Верзила в однотонной робе смерил собеседницу оценивающим взглядом. Увы, ему не на что было обратить внимание. Медсестра была подобрана идеально для данной роли — типичный «синий чулок» без вторичных половых признаков.
— Вроде как знаком, — помедлив, признался он. — Натягиваешь перчатки, напяливаешь очки — и вперёд, в киберпространство.
На лице женщины ничего не отразилось.
— Тончайшие рецепторы, сетью которых оснащён виртуальный шлем и сенситивные перчатки, считывают мельчайшие движения мускулов пользователя — позволяя компьютеру просчитать даже незначительные изменения позы, чтобы отобразить их в усиленном виде внутри виртуальности. Благодаря этому вам не обязательно ударяться коленями об стол в реальности, чтобы куда-то побежать в виртуальном мире. Достаточно лёгких ритмичных колебаний ногами.
— Признателен за лекцию, — сострил Боукс, как ему показалось, неожиданно и оригинально. — А что будет, если я захочу почесаться?
— Для этого вам придётся использовать нормальные мускульные усилия, отличающиеся от гиподинамической нормы, привычной посетителям виртуальности. Впрочем, поскольку вы не пользовались активно виртуальностью в последние годы, едва ли это потребует от вас особого умственного напряжения.
— Ну, спасибо, — растерянно поблагодарил верзила. — А почему бы не использовать полный виртуальный костюм? Или эти, как их, нейрошунты? Или их за время моей отсидки ещё не изобрели?
— Бюджет нашей программы не позволяет подобного. Кроме того, маркетинговые исследования говорят о наиболее высокой популярности именно этих средств погружения в виртуальность — в отличие от нереально дорогостоящих мозговых имплантов или громоздких в обращении виртуальных комбинезонов.
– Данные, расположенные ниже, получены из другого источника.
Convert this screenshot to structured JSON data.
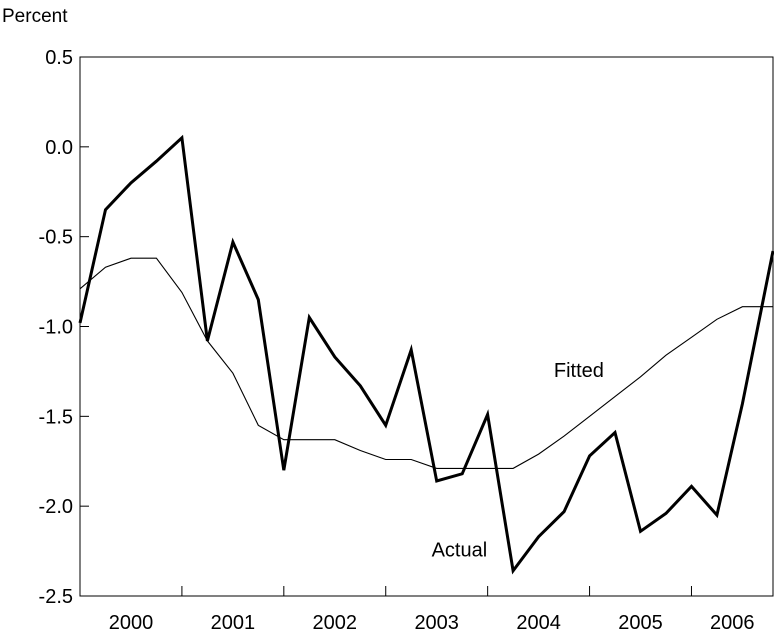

— Ну, ещё бы. — Стивен Боукс почесался. — Так что мне теперь делать, док?
— Наденьте оборудование.
Верзила повиновался.
Вначале он натянул резиновые перчатки толщиной примерно в пол-сантиметра — давно прошли те времена, когда они размером были подобны боксёрским рукавицам. Несколько раз согнув и разогнув для пробы пальцы, Боукс надел вирт-очки.
— Ого! Это же «Дюк Нюкем», уровень второй, — произнёс он, слабо оглядываясь по сторонам. — Можно, я вынесу этих гадов в магазине?
— В действительности мы используем имитацию этого эпизода лишь для того, чтобы компьютер мог подстроиться под ваши индивидуальные рефлексы. Благодаря нашим специальным программам это должно произойти быстро, но необходима проверка. Кроме того, вы сами должны вновь привыкнуть к виртуальности, которой не пользовались много лет.
— Точно замечено, детка, — прокомментировал Боукс. Его правая рука сжимала несуществующий пистолет, периодически дёргая указательным пальцем, а ноги ходили ходуном под столом. — Вот и капут тебе, голубчик. Отстрелялся, касатик. А ты, блин, откуда высунулся?
Черты его лица, то есть той части лица, что была видна из-под виртуальных очков, выражали экстаз.
Склонившись к клавиатуре, женщина нажала одну из кнопок.
— Эй! — возмутился Боукс. — Я хотел пройти!
— К сожалению, у нас нет для этого времени. Не забывайте, что не вы один участвуете в программе. Что вы сейчас видите?
Боукс раздражённо промолчал. Потом всё же соизволил открыть рот:
— Какие-то узоры. Нет, движущиеся узоры. Я как будто внутри калейдоскопа. Или внутри фрактала — короче, внутри какой-то геометрической хреновины.
— Вы можете сдвинуться влево или вправо?
Боукс попробовал.
— Вроде получается.
— Вперёд или назад? Вы можете подпрыгнуть на месте или наклониться пониже? — не отставала медсестра.
Верзила проделал указанные движения в их облегчённой версии. Например, виртуальный прыжок в реальности выглядел как слабый удар ступнями по полу.
— Без проблем.
— Попробуйте теперь сдвинуться ещё в одном направлении. Отличающемся от предыдущих.
— Это как? — поинтересовался верзила. — По диагонали, что ли?
— Нет. Попробуйте сдвинуться в четвёртом направлении. Которое было бы перпендикулярно направлениям «влево-вправо», «вверх-вниз» и «вперёд-назад».
Боукс поднял голову. Чувствовалось, что он хочет посмотреть на медсестру прямо сквозь виртуальные очки и пронзить её взглядом.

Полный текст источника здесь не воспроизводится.